STIERNHIELM JÖRAN OLAFSSON dit GEORG (1598-1672)
De son vrai nom Jöran Olafsson, Georg Stiernhielm fut avant tout un éminent juriste, auquel son long service en Livonie, alors possession suédoise, valut l'anoblissement et le nom qu'il a laissé à la postérité. Né près de Falun, il mena une existence chaotique qui le conduisit dans toute l'Europe du Nord et connut une succession d'heurs et de malheurs qui font de sa vie un étonnant roman. Cela ne l'empêcha jamais de déployer jusqu'à la fin de ses jours une intense activité scientifique et littéraire : il fut tour à tour philologue, philosophe, mathématicien, pionnier de la linguistique comparée et juriste. Mais il reste surtout le poète qui, à une époque où la majorité des intellectuels de son pays s'exprimaient en latin, voulu « composer et jouer en suédois ».

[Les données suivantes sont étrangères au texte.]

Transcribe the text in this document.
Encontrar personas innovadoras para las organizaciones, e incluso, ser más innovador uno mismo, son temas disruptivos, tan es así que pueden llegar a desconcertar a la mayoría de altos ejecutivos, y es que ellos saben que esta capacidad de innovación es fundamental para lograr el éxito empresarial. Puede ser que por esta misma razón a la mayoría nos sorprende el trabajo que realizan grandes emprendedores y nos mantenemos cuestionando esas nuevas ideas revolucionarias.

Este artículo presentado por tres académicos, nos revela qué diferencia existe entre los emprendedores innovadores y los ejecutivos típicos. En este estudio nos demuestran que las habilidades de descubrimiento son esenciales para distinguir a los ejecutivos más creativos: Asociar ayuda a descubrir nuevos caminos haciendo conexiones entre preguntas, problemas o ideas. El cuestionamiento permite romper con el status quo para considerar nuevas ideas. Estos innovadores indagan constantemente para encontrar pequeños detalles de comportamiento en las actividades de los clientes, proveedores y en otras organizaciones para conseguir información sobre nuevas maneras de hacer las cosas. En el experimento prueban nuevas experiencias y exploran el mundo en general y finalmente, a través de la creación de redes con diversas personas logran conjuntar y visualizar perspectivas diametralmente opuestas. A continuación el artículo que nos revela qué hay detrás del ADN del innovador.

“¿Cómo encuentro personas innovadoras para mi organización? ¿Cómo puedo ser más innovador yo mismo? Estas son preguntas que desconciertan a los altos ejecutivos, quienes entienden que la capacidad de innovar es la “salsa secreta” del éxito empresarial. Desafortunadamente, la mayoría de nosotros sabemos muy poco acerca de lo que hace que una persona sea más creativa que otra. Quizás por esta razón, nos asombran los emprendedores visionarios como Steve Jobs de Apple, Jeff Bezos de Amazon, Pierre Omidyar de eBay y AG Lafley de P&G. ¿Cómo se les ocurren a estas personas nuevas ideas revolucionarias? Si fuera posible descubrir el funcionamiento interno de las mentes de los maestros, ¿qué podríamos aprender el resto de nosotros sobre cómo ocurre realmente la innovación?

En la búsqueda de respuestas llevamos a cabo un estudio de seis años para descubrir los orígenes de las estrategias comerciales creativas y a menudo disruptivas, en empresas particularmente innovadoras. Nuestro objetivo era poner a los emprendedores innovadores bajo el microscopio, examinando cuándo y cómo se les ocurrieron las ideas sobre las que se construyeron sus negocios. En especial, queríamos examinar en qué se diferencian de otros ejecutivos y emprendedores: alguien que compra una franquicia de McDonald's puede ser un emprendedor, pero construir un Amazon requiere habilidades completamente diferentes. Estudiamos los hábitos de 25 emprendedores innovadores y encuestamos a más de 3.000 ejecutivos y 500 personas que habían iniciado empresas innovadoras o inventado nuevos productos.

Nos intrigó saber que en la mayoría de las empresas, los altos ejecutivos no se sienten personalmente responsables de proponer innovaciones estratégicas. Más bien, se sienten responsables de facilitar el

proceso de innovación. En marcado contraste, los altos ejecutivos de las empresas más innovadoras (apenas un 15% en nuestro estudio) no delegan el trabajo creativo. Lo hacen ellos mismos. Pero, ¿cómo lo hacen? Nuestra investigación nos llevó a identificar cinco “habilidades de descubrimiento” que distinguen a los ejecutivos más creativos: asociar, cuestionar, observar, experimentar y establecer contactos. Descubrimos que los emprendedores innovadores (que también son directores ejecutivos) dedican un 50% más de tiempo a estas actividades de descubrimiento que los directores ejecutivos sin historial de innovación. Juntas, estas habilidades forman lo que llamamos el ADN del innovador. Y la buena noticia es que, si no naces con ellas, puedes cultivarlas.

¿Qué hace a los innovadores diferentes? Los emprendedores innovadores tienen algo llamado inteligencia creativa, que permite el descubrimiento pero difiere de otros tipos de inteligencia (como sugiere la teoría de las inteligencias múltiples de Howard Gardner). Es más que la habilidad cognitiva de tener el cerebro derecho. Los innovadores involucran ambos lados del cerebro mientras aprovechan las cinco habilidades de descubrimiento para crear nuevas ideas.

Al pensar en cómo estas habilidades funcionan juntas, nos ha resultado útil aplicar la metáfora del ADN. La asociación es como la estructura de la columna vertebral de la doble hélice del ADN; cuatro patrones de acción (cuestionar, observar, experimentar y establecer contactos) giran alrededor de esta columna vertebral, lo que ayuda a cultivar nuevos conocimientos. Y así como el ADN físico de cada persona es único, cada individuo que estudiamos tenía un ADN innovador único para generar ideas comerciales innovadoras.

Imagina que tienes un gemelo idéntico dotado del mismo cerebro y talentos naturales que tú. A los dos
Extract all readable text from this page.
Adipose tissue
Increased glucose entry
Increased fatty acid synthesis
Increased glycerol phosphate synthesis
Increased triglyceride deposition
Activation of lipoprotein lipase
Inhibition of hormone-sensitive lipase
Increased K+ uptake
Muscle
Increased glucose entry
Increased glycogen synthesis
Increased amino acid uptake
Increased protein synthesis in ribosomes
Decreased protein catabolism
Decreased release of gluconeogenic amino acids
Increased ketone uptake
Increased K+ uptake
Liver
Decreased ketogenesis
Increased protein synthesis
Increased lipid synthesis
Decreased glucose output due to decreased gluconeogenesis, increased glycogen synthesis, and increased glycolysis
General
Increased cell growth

Son chef-d'œuvre, Hercules (1658), est une manière d'épopée, dans laquelle le jeune héros est dramatiquement confronté au choix entre prestiges de la vertu et séductions des biens de ce monde. Au lieu de traiter ce sujet, banal pour l'époque, en termes allégoriques et conventionnels, Stiernhielm trouve des images d'un réalisme tout à fait nouveau dans les lettres suédoises pour opposer les solides appétits de Dame Concupiscence (Fru Lusta), incarnation de toutes les joies de vivre, à l'austérité hantée par le spectre de la mort de Dame Vertu (Fru Dygd). L'occasion lui est belle aussi d'évoquer les souvenirs historiques de ce que les Suédois appellent l'« époque de la grandeur » (stormaktstiden) et de faire état d'un nationalisme flamboyant dont les romantiques se souviendront avec émotion. L'œuvre demeure ambiguë : le lecteur désireux de savoir pour quelle voie Hercule opte finalement restera sur sa faim. Elle vaut surtout par la magnificence de la langue. En hexamètres impeccables, Hercules atteste les possibilités du suédois à s'adapter à tous les styles, y compris le plus noble. En même temps, Stiernhielm revivifie le suédois en n'hésitant pas à en chasser tous les gallicismes que la mode y avait introduits en quantité depuis un siècle et à y réintroduire des tournures et des vocables anciens, germaniques, voire dialectaux. La littérature suédoise se trouvait ainsi dotée d'un monument d'une splendeur formelle rarement égalée depuis, et qui fait d'elle l'égale des grandes langues de culture européennes, ce pourquoi on a surnommé Stiernhielm le « père de l'art poétique suédois ». Musae Suethizantes (1668) reprend Hercules en y ajoutant toutes sortes de pièces de circonstance dont certaines témoignent d'un sentiment lyrique de la nature qui sera appelé à une belle postérité en Suède, tandis que le tempérament scandinave s'exprime dans telle Ode à la santé ou, sur le mode macabre, dans telle peinture des horreurs de la guerre. Stiernhielm ne dédaignait pas de composer en latin : on lui doit une longue satire politique rédigée dans une irrésistible langue macaronique, le Discursus astropoeticus.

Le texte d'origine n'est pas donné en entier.